Specifically, the draft solicitation seeks vendors that can produce a minimum of 4 million cards per year for five years, and 9 million in the early stages – larger than the official estimates of 12 million illegal immigrants in the US.

The draft solicitation “seems to indicate that the president is contemplating an enormous executive action that is even more expansive than the plan that Congress rejected in the 'Gang of Eight' bill,” Jessica Vaughan, an immigration expert at the Center for Immigration Studies and former State Department official, told Breitbart.com.

How likely is it that the rumors are true, and Obama is indeed planning executive action on immigration?

President Obama will go ahead with a “very significant” executive action on immigration after the summer, Senior Obama adviser Dan Pfeiffer told reporters at a Monitor breakfast in July. He added that the action would be so significant it may well trigger impeachment proceedings against the President.

Indeed, Obama has vowed to make a move on immigration reform this year. He had planned to reach a decision by summer's end, but postponed action until after the November midterms.

What's more, even the draft solicitation document hints at major changes in immigration reform, mandating potential vendors must be capable of handling a “surge” scenario of 9 million identity cards in one year “to support possible future immigration reform initiative requirements.”

A USCIS official also told the UK's Daily Mail that the draft was published "in case the president makes the move we think he will." 

However, it's also possible the rumor mill is in overdrive.

For starters, it's common for federal agencies to plan for contingencies.

“Solicitations of this nature are frequent practice for all USCIS contracts and allow the Agency to be prepared for fluctuations in the number of immigration applications received, which can arise for any number of reasons,” Christopher Bentley, a spokesman for USCIS said in a statement.

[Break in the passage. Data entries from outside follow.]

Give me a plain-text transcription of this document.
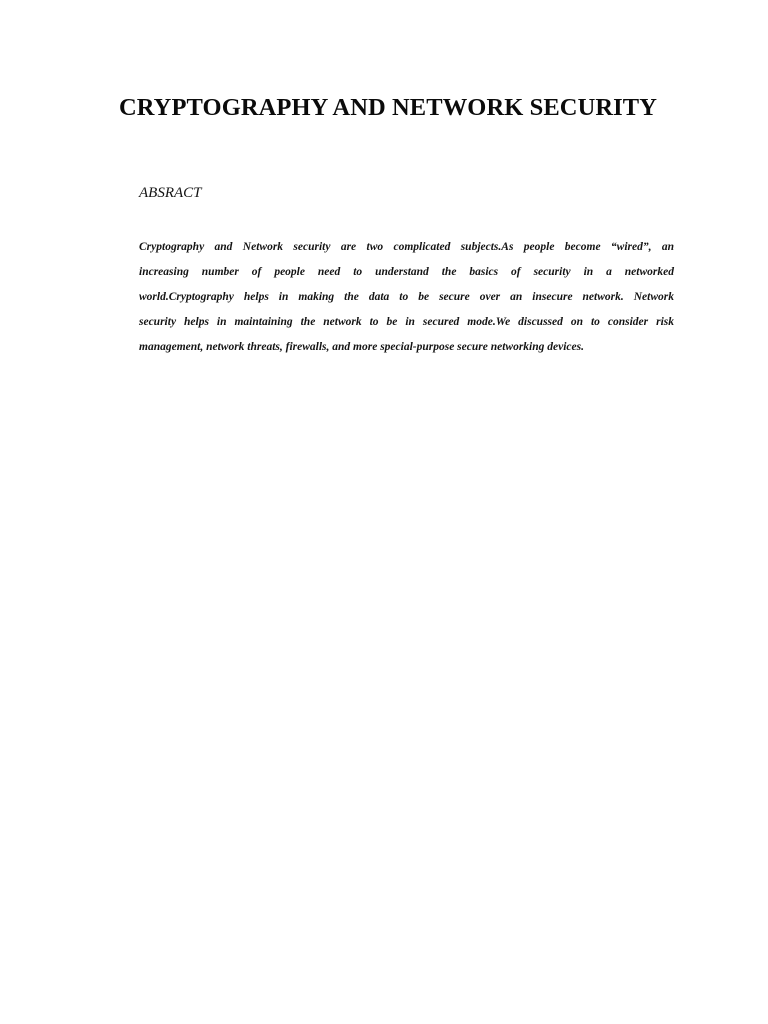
CRYPTOGRAPHY AND NETWORK SECURITY

ABSRACT

Cryptography and Network security are two complicated subjects.As people become “wired”, an
increasing number of people need to understand the basics of security in a networked
world.Cryptography helps in making the data to be secure over an insecure network. Network
security helps in maintaining the network to be in secured mode.We discussed on to consider risk
management, network threats, firewalls, and more special-purpose secure networking devices.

And another USCIS official told the Daily Mail that the solicitation was drafted in case immigration reform legislation passes in Congress, not in anticipation of action from the White House.

But Breitbart.com finds such a scenario unlikely.

"A year ago, such a plan might have been attributed to a forthcoming immigration bill," reports the conservative site. "Now, following the summer's border crisis, the chances of such a new law are extremely low, giving additional credence to the possibility the move is in preparation for an executive amnesty by Obama."

If conjecture about an executive order on amnesty is true, it would represent a change of astonishing breadth.

According to data on its website, the USCIS processed 862,000 Employment Authorization Documentation (EAD) cards, or work permits, overall between January and June of this year. But according to the draft solicitation, "the guaranteed minimum for each ordering period is 4,000,000 cards," and "the estimated maximum for the entire contract is 34,000,000 cards." (The draft solicitation seeks vendors to produce both work permits and Permanent Residency Cards (PRCs), or green cards.)

As Dane, of the anti-immigration  Federation for American Immigration Reform, told Watchdog.org, “There aren’t enough federal employees from here to Pluto to do adequate background checks on 34 million."